College of Computer Science
Boston, MA 02115
In this short note I argue that the model of self-stabilization and the tools developed for it are important and useful from the information survivability perspective. In a nutshell, the self-stabilization model provides a uniform abstraction for all possible transient faults, and self-stabilizing protocols are protocols which guarantee automatic recovery from any transient fault. In the remainder of this note, I give some background and mention a few approaches and results for self-stabilization.
In order to deal with faults, one has to model them appropriately. Clearly, there is no way to defend the system unless we assume that the faults are somehow restricted.
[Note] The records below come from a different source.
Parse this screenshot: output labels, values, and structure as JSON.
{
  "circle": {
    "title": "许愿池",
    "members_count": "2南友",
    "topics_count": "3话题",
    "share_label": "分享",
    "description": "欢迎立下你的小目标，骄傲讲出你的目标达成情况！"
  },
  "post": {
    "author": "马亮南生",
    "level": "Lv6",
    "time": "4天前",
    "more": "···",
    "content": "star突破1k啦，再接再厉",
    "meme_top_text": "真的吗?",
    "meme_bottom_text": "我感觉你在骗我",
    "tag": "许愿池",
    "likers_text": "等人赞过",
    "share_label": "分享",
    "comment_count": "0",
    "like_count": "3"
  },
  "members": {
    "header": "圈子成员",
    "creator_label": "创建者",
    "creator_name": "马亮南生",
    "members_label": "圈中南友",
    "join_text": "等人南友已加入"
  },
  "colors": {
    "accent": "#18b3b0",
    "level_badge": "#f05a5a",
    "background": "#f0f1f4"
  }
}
One popular way to restrict the faults is to view them as additional specific actions taken by the environment. For example, a ``shutdown'' action may model a processor crash; a ``drop message'' action will have the obvious interpretation; etc. Another accepted way to restrict faults is to assume that they may occur only at a given number of places. A typical example is where system guarantees are contingent on the assumption that at most t processors are faulty, for some specified parameter t. Another approach was pioneered by Dijkstra : unrestricted transient faults. In this model, faults may be extremely powerful: when a fault occurs, it is assumed that the state of all system components may have been arbitrarily corrupted; the only restrictions assumed are that the protocol code remains intact, and that eventually faults disappear. A protocol which can eventually resume normal operation after such a fault is called self-stabilizing.
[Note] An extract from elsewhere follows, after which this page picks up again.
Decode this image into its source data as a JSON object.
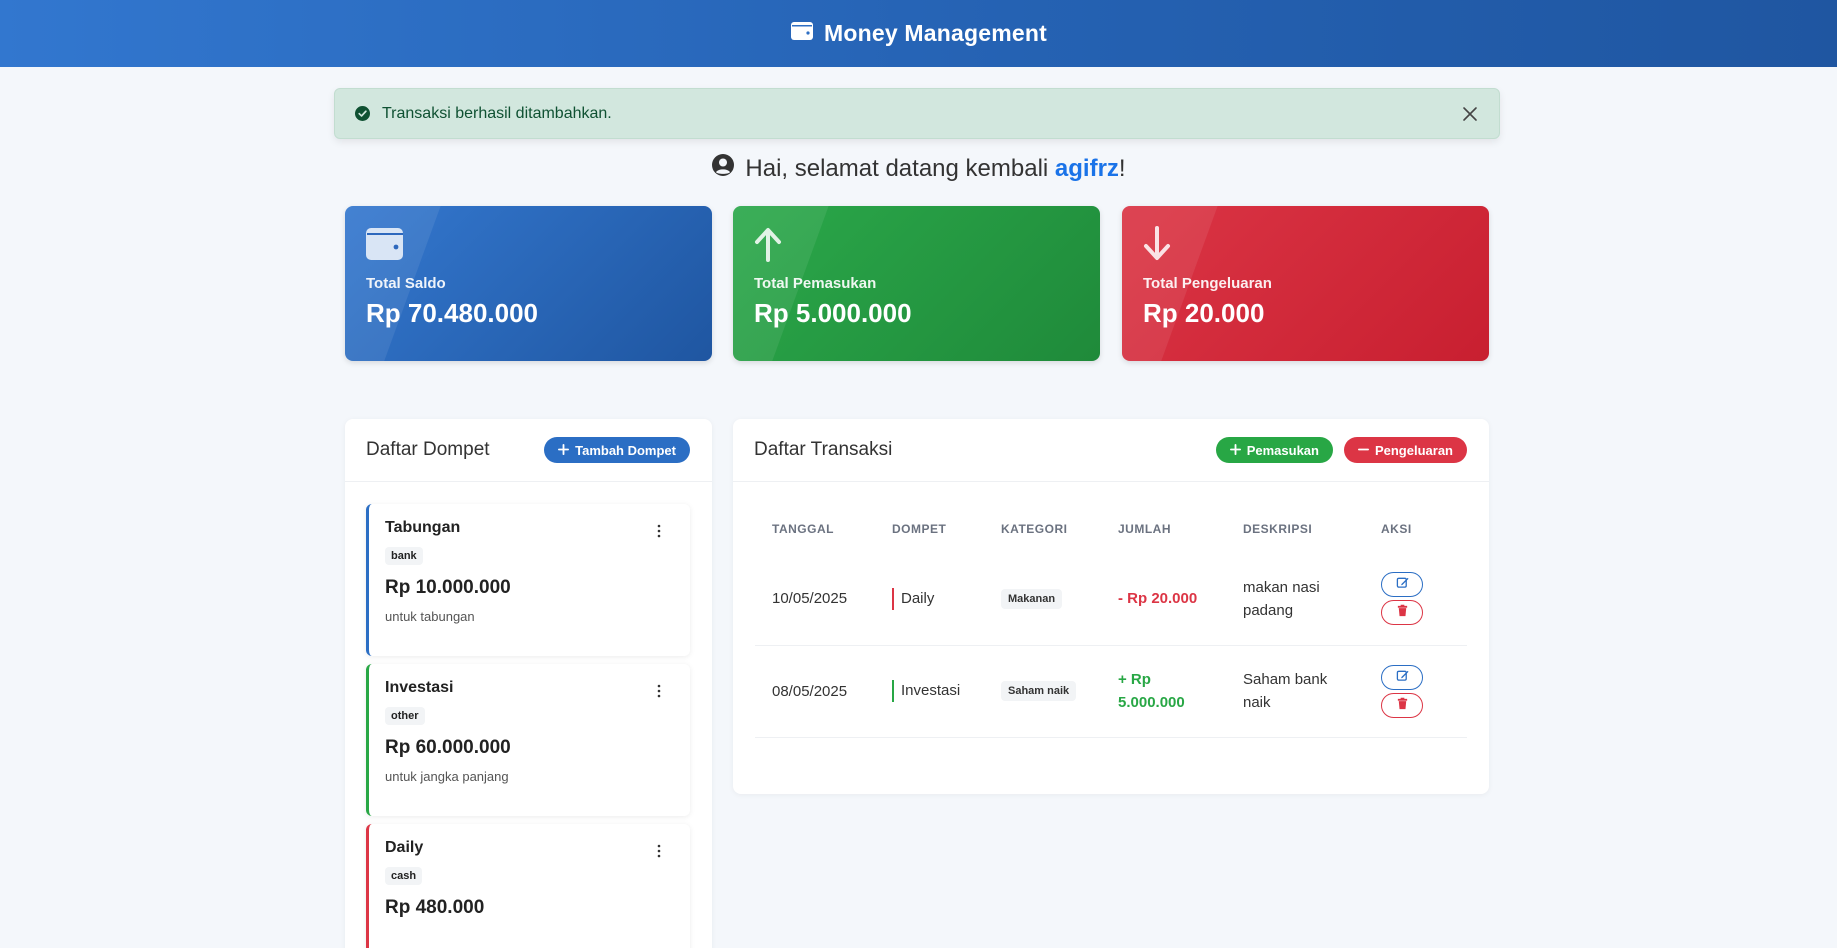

It turns out that despite the stringent requirements, self-stabilizing protocols are feasible (e.g., for token passing, spanning tree) -- but they are tricky. The design of self-stabilizing protocols seems to require techniques which are foreign to conventional programmers. For example, we take it for granted that the result of a read(x) instruction is exactly the value v stored by the last write(x,v) instruction. But a self-stabilizing protocol can never just write a value and trust the system to keep it: there is no immediate way to tell whether a value returned by a subsequent read is ``genuine'' or perhaps a transient fault has occurred before the read took place. Another unnatural consideration to cope with is due to the fact that the program counter (the register which points to the next instruction to execute) is stored in volatile memory: a possible consequence of transient faults is that when executing the second statement in a sequence, there is no way to tell whether the first one has already been executed.
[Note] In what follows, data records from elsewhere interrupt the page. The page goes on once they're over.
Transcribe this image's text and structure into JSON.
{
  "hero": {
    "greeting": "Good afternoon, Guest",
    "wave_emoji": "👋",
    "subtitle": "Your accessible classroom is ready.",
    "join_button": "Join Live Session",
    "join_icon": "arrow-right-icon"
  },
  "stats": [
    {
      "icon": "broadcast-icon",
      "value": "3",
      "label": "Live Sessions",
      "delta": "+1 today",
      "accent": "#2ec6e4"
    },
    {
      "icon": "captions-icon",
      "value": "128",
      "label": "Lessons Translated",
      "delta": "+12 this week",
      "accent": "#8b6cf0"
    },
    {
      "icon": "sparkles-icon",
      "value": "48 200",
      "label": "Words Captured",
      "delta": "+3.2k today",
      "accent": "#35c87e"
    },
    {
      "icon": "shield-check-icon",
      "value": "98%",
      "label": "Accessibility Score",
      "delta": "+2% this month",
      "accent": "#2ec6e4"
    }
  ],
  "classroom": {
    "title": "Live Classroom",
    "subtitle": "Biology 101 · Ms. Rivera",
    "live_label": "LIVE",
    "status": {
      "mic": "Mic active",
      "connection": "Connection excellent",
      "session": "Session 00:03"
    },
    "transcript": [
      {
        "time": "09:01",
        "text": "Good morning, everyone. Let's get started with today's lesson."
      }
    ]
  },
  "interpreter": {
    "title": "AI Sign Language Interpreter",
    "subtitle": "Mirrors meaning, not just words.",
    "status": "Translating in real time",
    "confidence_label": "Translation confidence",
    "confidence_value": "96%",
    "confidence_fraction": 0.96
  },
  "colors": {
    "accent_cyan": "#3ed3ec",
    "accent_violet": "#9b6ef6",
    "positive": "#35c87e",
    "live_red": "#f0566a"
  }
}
Recently, there is a trend to design general protocol transformers, which upgrade non-stabilizing protocols to be self-stabilizing. The common approach [2,3,4] is to have a detection mechanism which periodically verifies the integrity of the application, and when a fault is detected, it triggers a reset protocol: the task of the reset protocol is to flush the stale state information out of the system and to consistently install a new global state, from which the application can resume normal operation. It is fairly well-understood when and how to use reset-based stabilization. The main research question for this approach is the design of an efficient, self-stabilizing reset protocol. An ideal reset protocol should work in time proportional to the network diameter, and use only constant memory space at each node. The current state of the art is either optimal space protocol  or optimal time protocol , but no protocol achieves them both simultaneously.
Although the reset-based approach seems attractive from the engineering viewpoint, it is not widely used in the real world. The chief reason for rejecting reset is its insensitivity to the severity of the fault: even the slightest inconsistency will result in a global system reset. Consider a single processor which has completely lost track of the protocol; the desired correction in such a case is probably to restart that processor. We wouldn't like to restart all processors executing the application unless we absolutely have to. It is highly desirable that the correction algorithm would be time adaptive, namely the time to overcome a fault should be proportional to the extent of (i.e., number of processors affected by) the fault.
Time adaptive self-stabilizing algorithms are the subject of intensive
research recently. One work  shows how can a system
recover from a a transient fault in time proportional to the number of
nodes which were hit by the fault; unfortunately, the algorithm presented
in  is not self-stabilizing: in particular, the
effect of the faults is internally accumulated and must be manually undone
at some point. Another paper  shows
how to overcome a fault at a single node quickly, while faults which extend
to a larger number of nodes may take much longer time to repair. The last
result in this line of research is , which shows
how to repair any number F of faults in time proportional to F.
The basic technique which underlies the new algorithms is, of course, replication
of information across the system; the main difficulty is that while the
algorithm is required to change the values stored locally at the (faulty)
nodes, it should avoid committing itself to wrong values: otherwise, a
domino-effect might take place, where a few strategically-located faulty
nodes can bring down the whole network.
We remark that the main drawback of the latest algorithms are their excessive space requirement; however, under various practical assumptions, and using error-correcting codes, this overhead can be considerably reduced.